As other reviewers have noted the basic story here, I will note that Casper has found out a lot of information about African Americans who lived and worked on the grounds of Mount Vernon through the 1800s. He is not interested in trashing George Washington, but in getting at the lives of "unsung" people and then using their lives to discuss larger themes in American life. It's a nice blend of local and national history, with the emphasis on the local. Two small points, one good, one less good. On the bright side there is humor here--especially the pilfering tourists who want to take just a little piece of the place home with them. My only complaint was that somehow I missed the point that the chapters were chronological in order, not by theme or person, and I was baffled for the first few dozen pages until I figured that out. Maybe my bad, maybe it could be clearer.

Sarah Johnson's Mount Vernon: Forgotten History of an American Shrine

We found this book to very interesting and very detailed. Scott Casper's research was superb!

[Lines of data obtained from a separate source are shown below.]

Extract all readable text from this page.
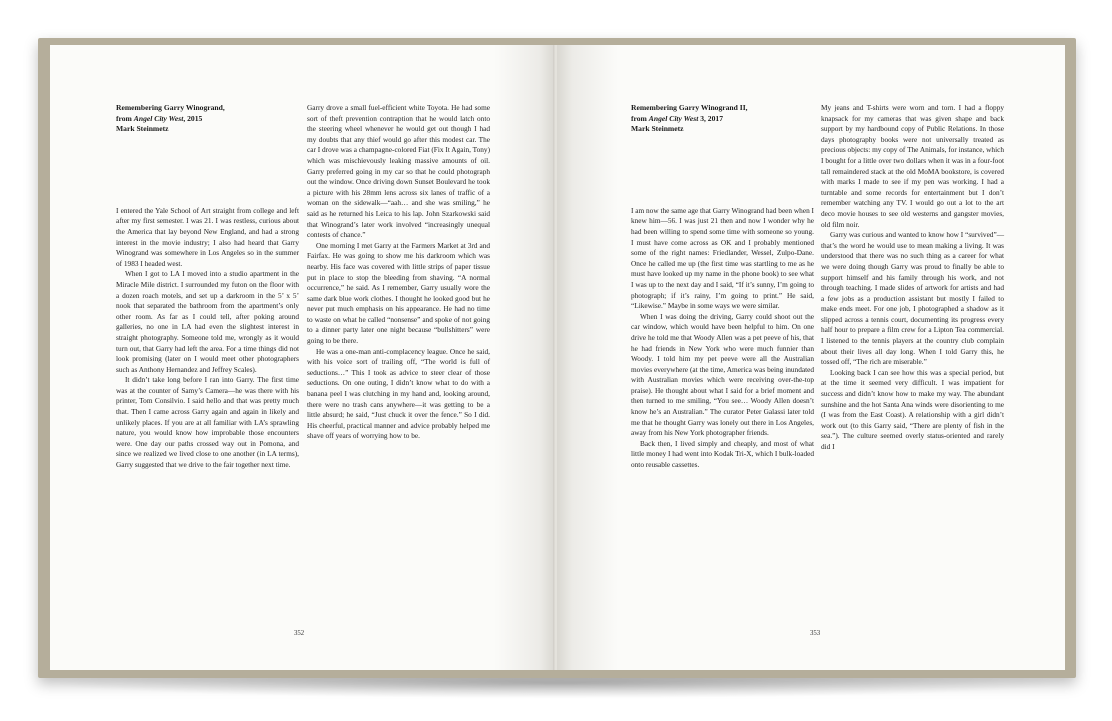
Remembering Garry Winogrand,
from Angel City West, 2015
Mark Steinmetz

I entered the Yale School of Art straight from college and left after my first semester. I was 21. I was restless, curious about the America that lay beyond New England, and had a strong interest in the movie industry; I also had heard that Garry Winogrand was somewhere in Los Angeles so in the summer of 1983 I headed west.

When I got to LA I moved into a studio apartment in the Miracle Mile district. I surrounded my futon on the floor with a dozen roach motels, and set up a darkroom in the 5’ x 5’ nook that separated the bathroom from the apartment’s only other room. As far as I could tell, after poking around galleries, no one in LA had even the slightest interest in straight photography. Someone told me, wrongly as it would turn out, that Garry had left the area. For a time things did not look promising (later on I would meet other photographers such as Anthony Hernandez and Jeffrey Scales).

It didn’t take long before I ran into Garry. The first time was at the counter of Samy’s Camera—he was there with his printer, Tom Consilvio. I said hello and that was pretty much that. Then I came across Garry again and again in likely and unlikely places. If you are at all familiar with LA’s sprawling nature, you would know how improbable those encounters were. One day our paths crossed way out in Pomona, and since we realized we lived close to one another (in LA terms), Garry suggested that we drive to the fair together next time.

Garry drove a small fuel-efficient white Toyota. He had some sort of theft prevention contraption that he would latch onto the steering wheel whenever he would get out though I had my doubts that any thief would go after this modest car. The car I drove was a champagne-colored Fiat (Fix It Again, Tony) which was mischievously leaking massive amounts of oil. Garry preferred going in my car so that he could photograph out the window. Once driving down Sunset Boulevard he took a picture with his 28mm lens across six lanes of traffic of a woman on the sidewalk—“aah… and she was smiling,” he said as he returned his Leica to his lap. John Szarkowski said that Winogrand’s later work involved “increasingly unequal contests of chance.”

One morning I met Garry at the Farmers Market at 3rd and Fairfax. He was going to show me his darkroom which was nearby. His face was covered with little strips of paper tissue put in place to stop the bleeding from shaving. “A normal occurrence,” he said. As I remember, Garry usually wore the same dark blue work clothes. I thought he looked good but he never put much emphasis on his appearance. He had no time to waste on what he called “nonsense” and spoke of not going to a dinner party later one night because “bullshitters” were going to be there.

He was a one-man anti-complacency league. Once he said, with his voice sort of trailing off, “The world is full of seductions…” This I took as advice to steer clear of those seductions. On one outing, I didn’t know what to do with a banana peel I was clutching in my hand and, looking around, there were no trash cans anywhere—it was getting to be a little absurd; he said, “Just chuck it over the fence.” So I did. His cheerful, practical manner and advice probably helped me shave off years of worrying how to be.

352
Remembering Garry Winogrand II,
from Angel City West 3, 2017
Mark Steinmetz

I am now the same age that Garry Winogrand had been when I knew him—56. I was just 21 then and now I wonder why he had been willing to spend some time with someone so young. I must have come across as OK and I probably mentioned some of the right names: Friedlander, Wessel, Zulpo-Dane. Once he called me up (the first time was startling to me as he must have looked up my name in the phone book) to see what I was up to the next day and I said, “If it’s sunny, I’m going to photograph; if it’s rainy, I’m going to print.” He said, “Likewise.” Maybe in some ways we were similar.

When I was doing the driving, Garry could shoot out the car window, which would have been helpful to him. On one drive he told me that Woody Allen was a pet peeve of his, that he had friends in New York who were much funnier than Woody. I told him my pet peeve were all the Australian movies everywhere (at the time, America was being inundated with Australian movies which were receiving over-the-top praise). He thought about what I said for a brief moment and then turned to me smiling, “You see… Woody Allen doesn’t know he’s an Australian.” The curator Peter Galassi later told me that he thought Garry was lonely out there in Los Angeles, away from his New York photographer friends.

Back then, I lived simply and cheaply, and most of what little money I had went into Kodak Tri-X, which I bulk-loaded onto reusable cassettes.

My jeans and T-shirts were worn and torn. I had a floppy knapsack for my cameras that was given shape and back support by my hardbound copy of Public Relations. In those days photography books were not universally treated as precious objects: my copy of The Animals, for instance, which I bought for a little over two dollars when it was in a four-foot tall remaindered stack at the old MoMA bookstore, is covered with marks I made to see if my pen was working. I had a turntable and some records for entertainment but I don’t remember watching any TV. I would go out a lot to the art deco movie houses to see old westerns and gangster movies, old film noir.

Garry was curious and wanted to know how I “survived”—that’s the word he would use to mean making a living. It was understood that there was no such thing as a career for what we were doing though Garry was proud to finally be able to support himself and his family through his work, and not through teaching. I made slides of artwork for artists and had a few jobs as a production assistant but mostly I failed to make ends meet. For one job, I photographed a shadow as it slipped across a tennis court, documenting its progress every half hour to prepare a film crew for a Lipton Tea commercial. I listened to the tennis players at the country club complain about their lives all day long. When I told Garry this, he tossed off, “The rich are miserable.”

Looking back I can see how this was a special period, but at the time it seemed very difficult. I was impatient for success and didn’t know how to make my way. The abundant sunshine and the hot Santa Ana winds were disorienting to me (I was from the East Coast). A relationship with a girl didn’t work out (to this Garry said, “There are plenty of fish in the sea.”). The culture seemed overly status-oriented and rarely did I

353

It wasn't until I finished this book that I realized how good it was

This is a history of Mount Vernon following the death of George Washington. Because it is a story of the everyday life on and operation of the estate, it is a story of 200 years of African American history. There is a parallel history here too, about the pioneer days of the historic preservation movement. Early vistors to Mount Vernon believed what they wanted to believe. Knowing Washington's will had freed his slaves (upon the death of Martha, who released them early) one could ignore reality and presume that those who labored in the field and encountered visitors were free. For 60 years it bubbles into public consciousness only every now and then that they are not. In the first part of the book, Sarah is in the background as we learn about Washington's heirs, Martha's dower slaves, crops, the buying, selling and renting of people, and the precursors of the tourist trade yet to come. Sarah becomes the central vehicle for the story in the later half of the book. Sarah is a perfect vehicle for this history because her life illustrates her times. Augustine Washington assumed control of this estate at age 21. From his mother, he received Sarah's mother Hannah, and noted her additions to his assets when she bore children. In 1844 he hired Hannah out to a cousin for $24 for the year. She returned from this forced labor pregnant and delivered a mulatto child naming her Sarah with her grandfather's last name, Parker. Later, when Mount Vernon was sold to a preservation society, which in part preserved it from the raveges of the Civil War, Sarah was also sold. In freedom she returned to her home, Mount Vernon, and became an employee of the new society. The saga of Sarah's family, a metaphor for the contemporaneous sagas of thousands of African Americans, is told against the growth of Mount Vernon as a national shrine and tourist destination. While Mount Vernon is buffered, it cannot help but be effected by the successionist fervor, the civil war, the war's unsettling aftermath, Jim Crow, and World Wars I and II. Scott Casper takes the reader through all this, up to the present nascent awareness of the role of African Americans in history. On p. 219 there is a eloquent piece on Sarah who we know she was and who she may have been. This is a short book, but its ideas will stay with you a long time.

Sarah Johnson Mount Vernon Review

Its a very interesting book-we had no problems in receiving the book and it arrived in great condition.

A window into another world

Casper artfully unravels the layers of mythology and reality at Mount Vernon. Sarah Johnson's Mount Vernon is accessible to lay readers and driven by the compelling stories of the black and white residents of a national shrine.